Isabelle (Juliette Binoche) ist Künstlerin, geschieden, Mitte/ Ende 40 und Single. Ob sie noch einmal nach der großen Liebe suchen soll, ob man überhaupt nach der großen Liebe suchen sollte, sind die Fragen, die sie umtreiben. Sie hat Affären mit einem selbstgefälligen Banker (Xavier Beauvois), einem etwas verwirrten Schauspieler (Nicolas Duvauchelle), einem sensiblen Künstler (Alex Descas) und einem Mann aus der Arbeiterklasse (Paul Blain), doch wirklich warm wird sie mit keinem dieser Männer. Woran liegt es, dass sie sich nicht wirklich öffnen kann, nie ganz zufrieden mit dem jeweiligen Liebhaber ist? An ihr selbst, an den gesellschaftlichen Konventionen oder doch einfach an der Spezies mit dem Phallus?
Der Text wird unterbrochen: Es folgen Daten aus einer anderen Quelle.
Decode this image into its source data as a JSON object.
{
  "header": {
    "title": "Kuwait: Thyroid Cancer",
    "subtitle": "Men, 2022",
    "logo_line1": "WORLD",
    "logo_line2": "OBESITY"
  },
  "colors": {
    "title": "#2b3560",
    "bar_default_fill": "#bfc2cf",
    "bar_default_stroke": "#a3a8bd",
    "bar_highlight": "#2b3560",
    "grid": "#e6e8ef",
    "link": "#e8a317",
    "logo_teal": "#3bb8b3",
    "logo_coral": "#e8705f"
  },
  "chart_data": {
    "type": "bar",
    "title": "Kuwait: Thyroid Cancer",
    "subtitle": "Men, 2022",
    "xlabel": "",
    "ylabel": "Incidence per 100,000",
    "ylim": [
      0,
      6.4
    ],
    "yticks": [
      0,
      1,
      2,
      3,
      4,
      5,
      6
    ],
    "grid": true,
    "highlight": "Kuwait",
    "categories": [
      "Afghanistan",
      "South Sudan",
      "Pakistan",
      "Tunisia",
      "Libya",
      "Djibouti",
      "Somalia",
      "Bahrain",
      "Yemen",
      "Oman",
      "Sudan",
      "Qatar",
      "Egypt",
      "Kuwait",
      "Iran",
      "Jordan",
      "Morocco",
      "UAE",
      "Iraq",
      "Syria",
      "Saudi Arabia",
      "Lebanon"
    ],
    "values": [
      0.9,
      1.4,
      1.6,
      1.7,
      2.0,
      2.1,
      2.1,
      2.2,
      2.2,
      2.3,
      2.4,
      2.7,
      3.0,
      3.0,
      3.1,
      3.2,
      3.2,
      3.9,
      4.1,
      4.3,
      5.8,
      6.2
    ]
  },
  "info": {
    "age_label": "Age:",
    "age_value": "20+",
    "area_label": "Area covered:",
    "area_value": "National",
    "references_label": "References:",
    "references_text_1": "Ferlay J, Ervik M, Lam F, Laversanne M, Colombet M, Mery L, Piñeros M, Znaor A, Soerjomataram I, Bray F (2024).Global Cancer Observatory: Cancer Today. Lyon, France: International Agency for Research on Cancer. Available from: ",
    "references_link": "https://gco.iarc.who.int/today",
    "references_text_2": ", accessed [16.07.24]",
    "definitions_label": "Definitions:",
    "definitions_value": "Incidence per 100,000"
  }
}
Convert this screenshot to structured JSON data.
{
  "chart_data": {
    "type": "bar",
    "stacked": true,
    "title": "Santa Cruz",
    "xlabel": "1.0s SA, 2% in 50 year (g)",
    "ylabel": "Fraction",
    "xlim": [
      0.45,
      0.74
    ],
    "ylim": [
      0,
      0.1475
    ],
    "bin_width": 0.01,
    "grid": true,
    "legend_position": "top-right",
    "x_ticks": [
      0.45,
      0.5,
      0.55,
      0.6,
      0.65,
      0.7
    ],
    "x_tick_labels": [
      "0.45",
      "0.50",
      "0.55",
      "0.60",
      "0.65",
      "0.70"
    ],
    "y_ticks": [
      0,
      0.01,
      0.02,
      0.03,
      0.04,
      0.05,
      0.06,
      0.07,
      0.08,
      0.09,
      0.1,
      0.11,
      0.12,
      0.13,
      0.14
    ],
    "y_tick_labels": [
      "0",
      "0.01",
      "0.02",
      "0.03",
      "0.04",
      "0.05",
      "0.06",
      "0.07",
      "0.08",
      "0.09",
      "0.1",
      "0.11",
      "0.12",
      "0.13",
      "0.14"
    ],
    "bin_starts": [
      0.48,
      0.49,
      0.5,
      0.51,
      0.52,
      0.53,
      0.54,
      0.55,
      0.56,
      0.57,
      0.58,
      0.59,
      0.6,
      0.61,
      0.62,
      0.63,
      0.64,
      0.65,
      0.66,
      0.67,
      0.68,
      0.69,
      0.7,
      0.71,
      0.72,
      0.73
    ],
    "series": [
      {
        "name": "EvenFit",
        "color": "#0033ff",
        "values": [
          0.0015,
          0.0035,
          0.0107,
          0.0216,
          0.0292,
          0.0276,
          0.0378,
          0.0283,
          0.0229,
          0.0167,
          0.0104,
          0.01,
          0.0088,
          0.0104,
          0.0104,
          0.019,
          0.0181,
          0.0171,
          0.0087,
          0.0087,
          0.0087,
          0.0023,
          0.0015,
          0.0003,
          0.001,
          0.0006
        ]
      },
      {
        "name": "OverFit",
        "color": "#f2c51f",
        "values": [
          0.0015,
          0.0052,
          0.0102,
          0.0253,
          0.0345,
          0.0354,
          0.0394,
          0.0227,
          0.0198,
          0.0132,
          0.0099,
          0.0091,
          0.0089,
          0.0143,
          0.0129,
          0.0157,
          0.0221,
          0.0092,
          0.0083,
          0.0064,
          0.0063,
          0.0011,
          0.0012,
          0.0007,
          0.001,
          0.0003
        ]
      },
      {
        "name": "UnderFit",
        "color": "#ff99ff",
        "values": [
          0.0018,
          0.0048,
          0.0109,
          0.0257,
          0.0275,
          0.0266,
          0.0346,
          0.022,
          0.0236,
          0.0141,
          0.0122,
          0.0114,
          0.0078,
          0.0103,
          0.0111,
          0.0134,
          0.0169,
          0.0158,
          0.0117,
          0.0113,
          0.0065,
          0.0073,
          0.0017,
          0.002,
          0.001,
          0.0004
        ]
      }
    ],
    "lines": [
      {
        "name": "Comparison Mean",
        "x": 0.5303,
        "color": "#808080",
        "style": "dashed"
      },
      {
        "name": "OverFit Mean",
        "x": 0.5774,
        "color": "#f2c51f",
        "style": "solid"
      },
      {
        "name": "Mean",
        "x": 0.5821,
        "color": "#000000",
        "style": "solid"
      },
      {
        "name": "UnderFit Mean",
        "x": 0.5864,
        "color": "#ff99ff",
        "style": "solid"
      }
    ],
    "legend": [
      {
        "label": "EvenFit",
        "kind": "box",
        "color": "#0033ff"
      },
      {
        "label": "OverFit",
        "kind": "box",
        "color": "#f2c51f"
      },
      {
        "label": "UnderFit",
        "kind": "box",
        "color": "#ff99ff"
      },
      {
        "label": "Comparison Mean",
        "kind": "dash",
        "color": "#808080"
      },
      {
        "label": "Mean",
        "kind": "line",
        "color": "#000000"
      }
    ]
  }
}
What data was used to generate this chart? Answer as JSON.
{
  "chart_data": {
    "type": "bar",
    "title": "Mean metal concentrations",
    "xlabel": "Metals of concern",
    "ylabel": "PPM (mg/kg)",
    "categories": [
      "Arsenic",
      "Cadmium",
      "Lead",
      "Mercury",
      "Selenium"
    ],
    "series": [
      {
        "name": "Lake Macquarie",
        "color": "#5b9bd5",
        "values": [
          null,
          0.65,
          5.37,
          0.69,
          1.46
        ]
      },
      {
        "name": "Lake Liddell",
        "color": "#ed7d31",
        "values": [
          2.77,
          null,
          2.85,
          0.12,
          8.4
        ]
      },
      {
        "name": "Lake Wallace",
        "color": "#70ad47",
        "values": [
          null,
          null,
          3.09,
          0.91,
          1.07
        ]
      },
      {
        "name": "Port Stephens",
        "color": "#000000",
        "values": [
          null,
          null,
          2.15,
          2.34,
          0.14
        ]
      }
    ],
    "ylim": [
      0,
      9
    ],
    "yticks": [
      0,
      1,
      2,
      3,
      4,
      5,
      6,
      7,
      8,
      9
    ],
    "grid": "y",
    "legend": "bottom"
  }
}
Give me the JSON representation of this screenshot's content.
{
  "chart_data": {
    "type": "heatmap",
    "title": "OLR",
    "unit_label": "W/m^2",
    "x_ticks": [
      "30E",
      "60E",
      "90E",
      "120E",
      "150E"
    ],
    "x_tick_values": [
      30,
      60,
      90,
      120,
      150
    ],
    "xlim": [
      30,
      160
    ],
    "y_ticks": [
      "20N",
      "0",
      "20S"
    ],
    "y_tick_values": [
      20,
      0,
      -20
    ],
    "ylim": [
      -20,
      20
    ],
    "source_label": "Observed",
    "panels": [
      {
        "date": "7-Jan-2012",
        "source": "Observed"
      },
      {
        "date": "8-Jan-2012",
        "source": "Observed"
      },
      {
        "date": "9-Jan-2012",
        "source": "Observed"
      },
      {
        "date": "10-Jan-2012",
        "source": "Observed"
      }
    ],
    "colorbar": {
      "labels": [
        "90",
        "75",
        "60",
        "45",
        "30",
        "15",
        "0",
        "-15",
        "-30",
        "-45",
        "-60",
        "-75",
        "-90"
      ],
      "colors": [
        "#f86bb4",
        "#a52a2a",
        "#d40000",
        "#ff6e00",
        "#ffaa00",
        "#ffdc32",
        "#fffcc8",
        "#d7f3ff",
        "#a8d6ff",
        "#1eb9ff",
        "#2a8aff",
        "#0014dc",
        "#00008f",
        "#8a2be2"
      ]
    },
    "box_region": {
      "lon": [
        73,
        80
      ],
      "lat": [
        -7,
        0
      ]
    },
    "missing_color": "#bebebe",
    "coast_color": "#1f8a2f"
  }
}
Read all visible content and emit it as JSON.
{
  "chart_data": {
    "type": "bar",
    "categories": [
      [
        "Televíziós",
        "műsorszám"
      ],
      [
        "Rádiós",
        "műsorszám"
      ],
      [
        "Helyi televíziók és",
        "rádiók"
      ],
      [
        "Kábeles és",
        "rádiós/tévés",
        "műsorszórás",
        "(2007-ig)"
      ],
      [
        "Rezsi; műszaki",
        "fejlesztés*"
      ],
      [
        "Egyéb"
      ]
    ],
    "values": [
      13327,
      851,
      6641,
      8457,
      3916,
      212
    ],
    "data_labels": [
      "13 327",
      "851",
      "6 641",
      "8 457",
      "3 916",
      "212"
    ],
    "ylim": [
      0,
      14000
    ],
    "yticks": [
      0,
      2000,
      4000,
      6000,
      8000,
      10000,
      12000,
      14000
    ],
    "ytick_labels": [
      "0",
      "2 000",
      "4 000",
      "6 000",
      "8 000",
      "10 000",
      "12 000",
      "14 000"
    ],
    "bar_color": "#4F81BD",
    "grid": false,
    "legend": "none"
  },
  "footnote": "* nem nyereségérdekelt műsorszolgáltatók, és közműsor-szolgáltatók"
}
Schon die erste Szene ist bezeichnend: Ein Mann müht sich da auf der von Juliette Binoche gespielten Isabelle ab – das Paar hat Sex (im weitesten Sinne, denn dieser Akt wirkt mühsam, nicht gerade lustvoll). Nicht minder verkrampft ist das postkoitale Gespräch, der Versuch des Mannes, bestätigt zu bekommen, dass er nichts falsch gemacht hat, die Bemühungen der Frau, ihn nicht in seiner Männlichkeit zu verletzen. Aber warum eigentlich nicht? Warum fällt es dieser Frau, dieser autarken, eigentlich selbstbewussten, auch erfolgreichen Künstlerin, wie wir sie im Laufe des Films kennen lernen werden, in diesem Moment so schwer, dem Mann zu sagen, dass er ein schlechter Liebhaber ist? Fragen des Zwischenmenschlichen, des Verhältnisses von Männern und Frauen stellt Claire Denis in ihrem Film, der lose auf Roland Barthes „Fragmente einer Sprache der Liebe“ basiert. Diverse Liebhaber hat Isabelle im Lauf der 100 Minuten, probiert in gewisser Weise unterschiedliche Typen aus: Den Arroganten, den Sensiblen, den Fürsorglichen, den Bodenständigen – und ist dabei stets auf der Suche nach etwas Echtem, etwas Wahrem. Alle Männer haben etwas für sich, haben aber auch ihre Macken, die manchmal nur im gesellschaftlichen Blick existieren. Als Isabelle etwa mit einem Mann aus der Arbeiterklasse anbändelt, wird sie bald von einem Galeristen gefragt, ob sie denn überhaupt ein Gesprächsthema hätten? Durchaus, antwortet Isabelle, aber man merkt, dass das nicht die ganze Wahrheit ist, dass ihr Bekannter, der ihr ebenfalls den Hof macht, durchaus Recht mit seiner eigennützigen Bemerkung hat. Man darf diesen Film durchaus autobiographisch verstehen, als Reflexion einer Regisseurin, die im Laufe ihrer 71 Jahre viel erlebt, viel gelebt hat. In Juliette Binoche hat sie ein ideales Alter Ego gefunden, die hier eine bemerkenswert natürliche Darstellung abliefert, frei von der Affektiertheit, vielleicht auch befreit von den Zwängen eines narrativen Konstrukts, ganz offen und auch ungeschützt. Zusammen stellen Binoche und Denis grundlegende Fragen über das Verhältnis von Frauen und Männern in unserer Zeit, über Klischees, Konventionen und den schwierigen Versuch, aus bekannten, auch überkommenen Mustern auszubrechen.